I wanted to send you a quick note asking you to take some time covering the first UN sanctioned World Down syndrome day on March 21st, 2012. There is a civil rights movement going on for people with Down syndrome (and other disabilities) that is an amazing once-in-a-lifetime occurance. It is unfolding before our very eyes, and with the United Nations jumping on board it is a perfect excuse to showcase how far people with DS have come, what exceptional things people with DS are accomplishing, and the bright future just around the corner.
When my daughter was born with a surprise diagnosis of Down syndrome I was in a state of shock like a drunken stupor. Quickly thereafter, the nurse started piling on all of the medical problems she would be prone to having and all the things she could never have or do (never drive a car or get a job, never have private health insurance, never own a house, never get married or have children). These were insurmountable challenges for a first-time father. (When the nurse started to tell me she would be forced on to Medicaid because insurances could discriminate against her and thus she would be forced into poverty to qualify for Medicaid I was in disbelief – this was not the America I was born and raised in. And from that very conversation forward, I committed myself to seeing Brianna’s civil rights restored to the status of an ordinary American.
In the last generation there have been mazing transformations in the quality of life for people with DS. In the 1980’s their expected lifespan was 25 years, today it is about 65 years (amazing). Just thirty years ago they were locked in institutions like criminals and today they often are in classrooms and jobs alongside typical peers. People with DS hold jobs, are actors (Lauren Potter comes to mind), get Married (Monica and David is a documentary movie on the topic), drive cars, and even go to college and own businesses.
At the same time they still are not given the chance to fully participate in society. They are often under-employed or unemployed, not given all the services in schools they need to be successful and productive, and housing options can be limited. More so, they suffer from outdated stereotypes that create self-reinforcing barriers.
Contrary to common understanding, most of us parents with a child with DS find them to be an amazing blessing on our lives. Our other children are more well-rounded and empathetic to others. We are less likely to get a divorce. Our children add tremendous value to our lives, and we know that once society at large begins to see people with DS with the same perspective as us, many of these barriers will shrink or disappear. And we will all be better off.

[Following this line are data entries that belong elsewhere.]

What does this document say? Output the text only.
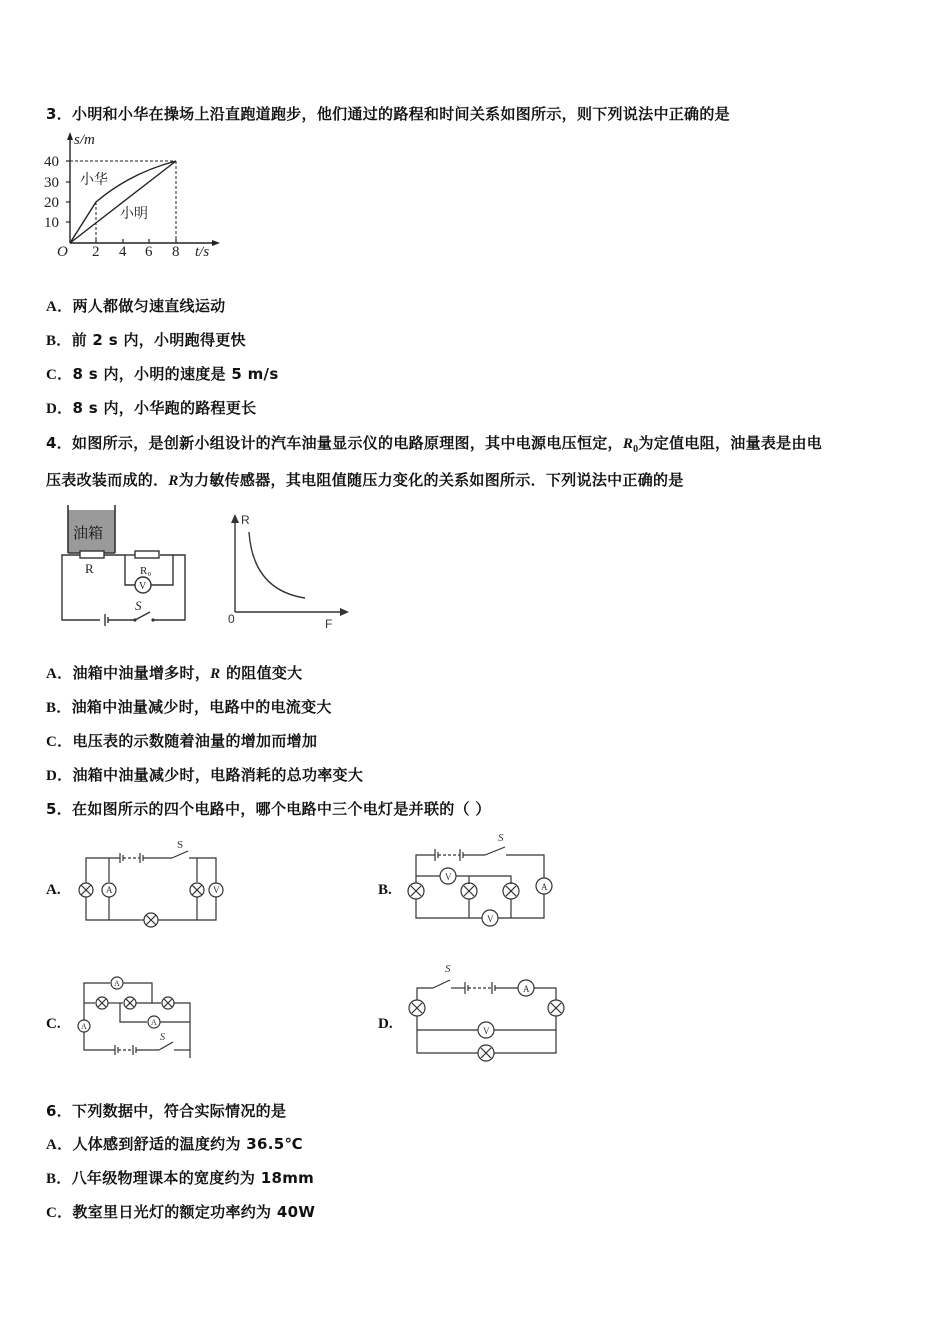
3．小明和小华在操场上沿直跑道跑步，他们通过的路程和时间关系如图所示，则下列说法中正确的是
s/m
10
20
30
40
O 2 4 6 8 t/s
小华
小明
A．两人都做匀速直线运动
B．前 2 s 内，小明跑得更快
C．8 s 内，小明的速度是 5 m/s
D．8 s 内，小华跑的路程更长
4．如图所示，是创新小组设计的汽车油量显示仪的电路原理图，其中电源电压恒定，$R_0$为定值电阻，油量表是由电
压表改装而成的．R为力敏传感器，其电阻值随压力变化的关系如图所示．下列说法中正确的是
油箱
R	R₀
V
S
R
0	F
A．油箱中油量增多时，R 的阻值变大
B．油箱中油量减少时，电路中的电流变大
C．电压表的示数随着油量的增加而增加
D．油箱中油量减少时，电路消耗的总功率变大
5．在如图所示的四个电路中，哪个电路中三个电灯是并联的（ ）
A.	A	V
S
B.
V
V
A
S
C.
A
A
A
S
D.
A
V
S
6．下列数据中，符合实际情况的是
A．人体感到舒适的温度约为 36.5℃
B．八年级物理课本的宽度约为 18mm
C．教室里日光灯的额定功率约为 40W
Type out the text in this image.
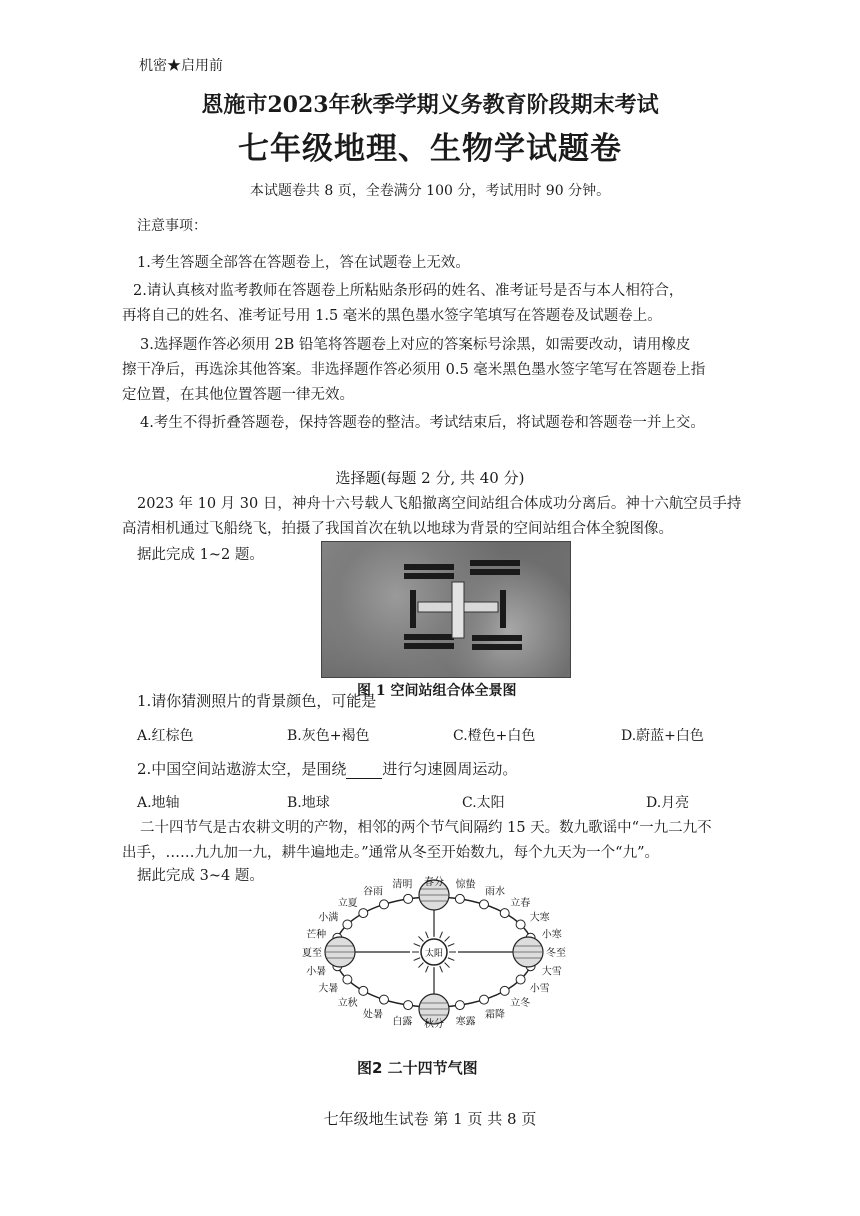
机密★启用前
恩施市2023年秋季学期义务教育阶段期末考试
七年级地理、生物学试题卷
本试题卷共 8 页，全卷满分 100 分，考试用时 90 分钟。
注意事项：
1.考生答题全部答在答题卷上，答在试题卷上无效。
2.请认真核对监考教师在答题卷上所粘贴条形码的姓名、准考证号是否与本人相符合，
再将自己的姓名、准考证号用 1.5 毫米的黑色墨水签字笔填写在答题卷及试题卷上。
3.选择题作答必须用 2B 铅笔将答题卷上对应的答案标号涂黑，如需要改动，请用橡皮
擦干净后，再选涂其他答案。非选择题作答必须用 0.5 毫米黑色墨水签字笔写在答题卷上指
定位置，在其他位置答题一律无效。
4.考生不得折叠答题卷，保持答题卷的整洁。考试结束后，将试题卷和答题卷一并上交。
选择题(每题 2 分, 共 40 分)
2023 年 10 月 30 日，神舟十六号载人飞船撤离空间站组合体成功分离后。神十六航空员手持
高清相机通过飞船绕飞，拍摄了我国首次在轨以地球为背景的空间站组合体全貌图像。
据此完成 1~2 题。
图 1 空间站组合体全景图
1.请你猜测照片的背景颜色，可能是
A.红棕色	B.灰色+褐色	C.橙色+白色	D.蔚蓝+白色
2.中国空间站遨游太空，是围绕 进行匀速圆周运动。
A.地轴	B.地球	C.太阳	D.月亮
二十四节气是古农耕文明的产物，相邻的两个节气间隔约 15 天。数九歌谣中“一九二九不
出手，……九九加一九，耕牛遍地走。”通常从冬至开始数九，每个九天为一个“九”。
据此完成 3~4 题。
太阳
春分
清明
谷雨
立夏
小满
芒种
夏至
小暑
大暑
立秋
处暑
白露 秋分 寒露
霜降
立冬
小雪
大雪
冬至
小寒
大寒
立春
雨水
惊蛰
图2 二十四节气图
七年级地生试卷 第 1 页 共 8 页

It would be amazing if our local media could help us get the story out about people with DS’s positive impacts and amazing contributions. It could be on the day of March 21st or a short human interest story each day of the week. We have amazing actors (Lauren Potter) and professional sports players (Albert Pujos) and advocates, regular people doing amazing things. How many times in your life will there be a people improving their acceptance and quality of life so rapidly? By changing people’s perceptions even a little, we can help accelerate a greater equality for and improve the quality of life for many deserving Americans.